Les seules zones d’interdiction envisagées par le ministre Pascal Smet étaient : les parcs interdits aux vélos, les gares ferroviaires dont les bâtiments et quais sont facilement géolocalisables, les zones classées à l’UNESCO, les rues commerciales piétonnières et les rues sans places de stationnement avec des trottoirs étroits.
Aucune zone reprise dans cette liste n’existe à Woluwe-Saint-Lambert. Seules les communes de Bruxelles, Koekelberg, Schaerbeek, Uccle et Saint-Gilles sont concernées par de telles interdictions.

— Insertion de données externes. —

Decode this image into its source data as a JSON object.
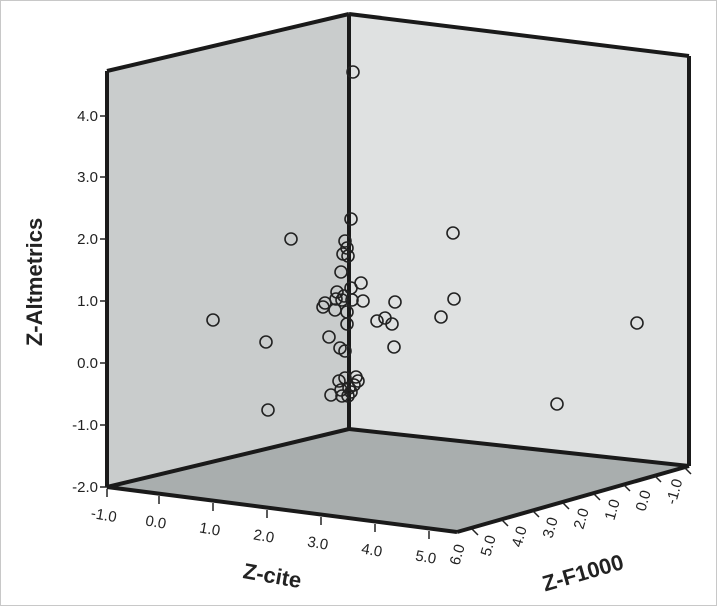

Il est regrettable que le précédent ministre régional de la mobilité ait consulté les communes, conformément à ce qu’impose l’ordonnance régionale, mais n’ait pas tenu compte de leurs avis !
Il en résulte une situation toujours aussi imprécise quant aux règles de stationnement des véhicules en cyclopartage, et des nuisances entrainant parfois la mise en danger des autres usagers, en particulier des usagers faibles (piétons, cyclistes, PMR).

- 6 mois pour fixer des règles régionales
Suite aux élections de mai 2019 et à la formation du nouveau gouvernement régional bruxellois et conformément à la Déclaration de politique régionale, le Collège estime nécessaire que le nouveau gouvernement régional fixe enfin des règles précises, applicables à l‘ensemble du territoire de la Région bruxelloise.
Ce jeudi 29 août, le Collège de Woluwe-Saint-Lambert a décidé d’écrire à la nouvelle ministre régionale de la mobilité pour lui demander de fixer les règles de stationnement des véhicules en cyclopartage dans un délai maximum de 6 mois.
Sans quoi le Collège de Woluwe-Saint-Lambert se réserve le droit d’adopter un règlement communal de police spécifique, fixant les règles de stationnement desdits véhicules.
Le Collège fera confirmer sa position par le Conseil communal lors de sa séance du lundi 2 septembre.